Magdy thought long and hard about this person, contemplating the possibility—and usefulness—of enlisting him in our intelligence operations on Israeli soil. Having assessed the situation, we agreed that I would be the one to make the attempt to enlist him.
This process proved extraordinarily difficult due to his suspicious nature; he refused to take anything at face value. He was eventually persuaded to work for our side, and visited Israel many times, bringing us a variety of important information that eventually proved invaluable. This information cannot, as mentioned above, be described in detail, even after all these years. Unfortunately, after a long while, he was eventually detected and captured by Israeli intelligence. After his trial, he was released due to advanced age. Most probably, Israel never did find out just how much information we obtained thanks to this man, nor its true value.

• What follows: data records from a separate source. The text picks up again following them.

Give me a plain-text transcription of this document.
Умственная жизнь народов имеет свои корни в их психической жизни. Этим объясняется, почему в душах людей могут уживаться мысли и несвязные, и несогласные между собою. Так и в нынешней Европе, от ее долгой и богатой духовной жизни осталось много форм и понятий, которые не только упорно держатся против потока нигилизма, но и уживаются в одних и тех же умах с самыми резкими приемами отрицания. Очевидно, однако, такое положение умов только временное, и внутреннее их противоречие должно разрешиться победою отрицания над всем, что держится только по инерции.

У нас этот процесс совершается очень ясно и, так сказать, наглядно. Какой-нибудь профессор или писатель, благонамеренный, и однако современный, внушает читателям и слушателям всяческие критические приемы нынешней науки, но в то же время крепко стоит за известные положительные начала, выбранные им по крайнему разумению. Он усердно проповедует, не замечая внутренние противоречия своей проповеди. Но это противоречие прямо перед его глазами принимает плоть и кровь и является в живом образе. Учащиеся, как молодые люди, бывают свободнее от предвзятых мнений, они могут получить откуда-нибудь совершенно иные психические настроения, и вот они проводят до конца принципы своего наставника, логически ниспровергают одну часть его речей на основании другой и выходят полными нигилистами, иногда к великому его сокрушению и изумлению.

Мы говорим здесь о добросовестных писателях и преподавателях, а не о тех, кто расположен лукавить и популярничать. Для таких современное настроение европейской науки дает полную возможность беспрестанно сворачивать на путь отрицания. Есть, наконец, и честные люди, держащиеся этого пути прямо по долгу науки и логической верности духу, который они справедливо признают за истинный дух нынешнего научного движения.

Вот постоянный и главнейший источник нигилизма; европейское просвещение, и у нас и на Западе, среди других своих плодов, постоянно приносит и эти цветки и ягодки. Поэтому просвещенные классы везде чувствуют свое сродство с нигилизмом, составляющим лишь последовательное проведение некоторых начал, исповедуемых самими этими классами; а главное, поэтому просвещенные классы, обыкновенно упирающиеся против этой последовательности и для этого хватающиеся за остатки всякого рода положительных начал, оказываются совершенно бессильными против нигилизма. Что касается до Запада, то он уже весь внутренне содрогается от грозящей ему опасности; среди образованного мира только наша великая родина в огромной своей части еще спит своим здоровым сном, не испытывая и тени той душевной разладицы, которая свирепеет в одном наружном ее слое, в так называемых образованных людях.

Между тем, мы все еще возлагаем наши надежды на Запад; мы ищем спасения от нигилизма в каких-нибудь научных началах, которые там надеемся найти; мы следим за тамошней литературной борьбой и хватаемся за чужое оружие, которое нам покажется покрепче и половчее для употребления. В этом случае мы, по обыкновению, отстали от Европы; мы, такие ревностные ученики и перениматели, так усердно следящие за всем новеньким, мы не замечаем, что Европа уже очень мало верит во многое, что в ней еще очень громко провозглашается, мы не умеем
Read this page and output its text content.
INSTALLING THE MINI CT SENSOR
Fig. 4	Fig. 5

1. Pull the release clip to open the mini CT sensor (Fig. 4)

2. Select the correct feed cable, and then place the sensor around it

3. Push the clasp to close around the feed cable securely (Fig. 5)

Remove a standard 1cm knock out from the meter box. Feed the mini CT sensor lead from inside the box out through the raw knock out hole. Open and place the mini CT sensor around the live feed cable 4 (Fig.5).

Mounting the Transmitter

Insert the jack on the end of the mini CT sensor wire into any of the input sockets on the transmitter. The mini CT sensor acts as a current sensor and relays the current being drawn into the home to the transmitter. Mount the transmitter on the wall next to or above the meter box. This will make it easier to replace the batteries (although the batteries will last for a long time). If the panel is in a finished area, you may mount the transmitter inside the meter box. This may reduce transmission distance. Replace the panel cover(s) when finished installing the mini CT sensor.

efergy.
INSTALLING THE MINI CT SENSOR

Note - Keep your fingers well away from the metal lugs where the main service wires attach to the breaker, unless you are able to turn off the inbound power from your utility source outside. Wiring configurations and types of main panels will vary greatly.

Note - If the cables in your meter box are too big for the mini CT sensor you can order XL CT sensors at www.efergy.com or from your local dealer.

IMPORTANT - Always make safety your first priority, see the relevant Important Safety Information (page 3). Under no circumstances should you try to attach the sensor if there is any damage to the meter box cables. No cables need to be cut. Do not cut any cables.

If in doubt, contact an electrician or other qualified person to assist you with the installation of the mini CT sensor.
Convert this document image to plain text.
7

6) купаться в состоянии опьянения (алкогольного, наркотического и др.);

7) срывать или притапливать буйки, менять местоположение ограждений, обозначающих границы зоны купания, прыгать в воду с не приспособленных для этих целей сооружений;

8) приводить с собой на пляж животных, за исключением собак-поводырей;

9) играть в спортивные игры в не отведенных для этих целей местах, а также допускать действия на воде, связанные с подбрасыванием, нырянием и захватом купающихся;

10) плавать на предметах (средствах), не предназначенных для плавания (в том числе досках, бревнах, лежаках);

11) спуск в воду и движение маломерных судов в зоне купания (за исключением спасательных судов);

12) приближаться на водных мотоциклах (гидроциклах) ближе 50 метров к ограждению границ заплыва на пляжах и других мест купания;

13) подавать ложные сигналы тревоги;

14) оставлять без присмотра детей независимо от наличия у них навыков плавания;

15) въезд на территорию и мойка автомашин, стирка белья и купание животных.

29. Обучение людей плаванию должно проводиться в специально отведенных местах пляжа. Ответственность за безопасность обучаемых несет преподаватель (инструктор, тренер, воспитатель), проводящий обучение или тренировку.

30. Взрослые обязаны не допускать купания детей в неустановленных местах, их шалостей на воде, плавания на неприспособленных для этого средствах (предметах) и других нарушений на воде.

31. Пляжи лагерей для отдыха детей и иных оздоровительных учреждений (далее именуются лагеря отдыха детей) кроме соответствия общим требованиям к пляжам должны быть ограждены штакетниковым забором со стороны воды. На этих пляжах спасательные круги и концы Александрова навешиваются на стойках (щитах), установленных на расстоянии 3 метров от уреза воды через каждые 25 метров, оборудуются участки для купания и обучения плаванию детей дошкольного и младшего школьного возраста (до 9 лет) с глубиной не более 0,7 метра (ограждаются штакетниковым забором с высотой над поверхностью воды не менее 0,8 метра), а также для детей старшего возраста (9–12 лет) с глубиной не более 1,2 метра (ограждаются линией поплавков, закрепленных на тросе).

I must admit to experiencing a great deal of personal conflict when he was caught. I felt his pain and suffering in Israeli prison. Still, I knew that Egypt’s interests trumped any personal emotions. When he was finally sent home after his release, we paid him in full as per our agreement.
I resumed assisting Magdy Omar in Cyprus. We did anything and everything to uncover the enemy’s secrets and networks. I know for a fact that our labors bore fruit in terms of assisting Egyptian Intelligence operations in Cyprus. Some great successes were the result. There was a constant battle to enlist agents and sources, fueled by enthusiasm and patriotism. Sometimes we sensed danger, feeling that our enthusiasm and zeal might provoke the enemy into actions that might endanger us or our families. Still, we were emboldened by knowing that our colleagues and friends were fighting on the front. The late Magdy Omar, who died in mid-2009, used to say, “The Israelis know that if they hurt us, there will be repercussions that’ll hurt them as well.” By this, he meant the mutual understanding in the intelligence community that neither side should engage in personal attacks against its counterpart.
Nevertheless, I was always checking everything: my apartment, my car, the routes I took, and so on. The minute I got home, I would search everywhere in the apartment, looking into things, afraid of explosives. I assiduously applied every rule of personal safety just as we had been trained at the Foreign Ministry back home.
I hope that this chapter’s account of my experience in Cyprus—just one of many that I personally witnessed or took part in—has helped to illustrate the sterling performance of Egyptian Intelligence and its agents. This apparatus performed with great efficiency in locations around the world during that era, from Europe to Africa. They fought this secret war in silence and altruism, in preparation for the military confrontation they knew was coming.
Today, I reaffirm my conviction that with imagination, daring, and determination, nothing is impossible: they are the recipe for success in covert operations against an opponent as efficient as the Mossad. I end this chapter by saying that Magdy Omar and his men in Cyprus from 1968 to 1973 had these vital components of success in generous supply.
I must not forget to give a certain Egyptian citizen his due. A Coptic Christian, he is a man I remember well. He lived in Cyprus from the mid-1950s and was in the maritime shipping business. His initials are R.K. He was an active and loyal member of the intelligence services who took many risks and accomplished many missions for Egypt and our country’s interests. He died in 1989. It is in his memory and the memory of my dear friend Magdy Omar, and all those who assisted them, that I write this chapter.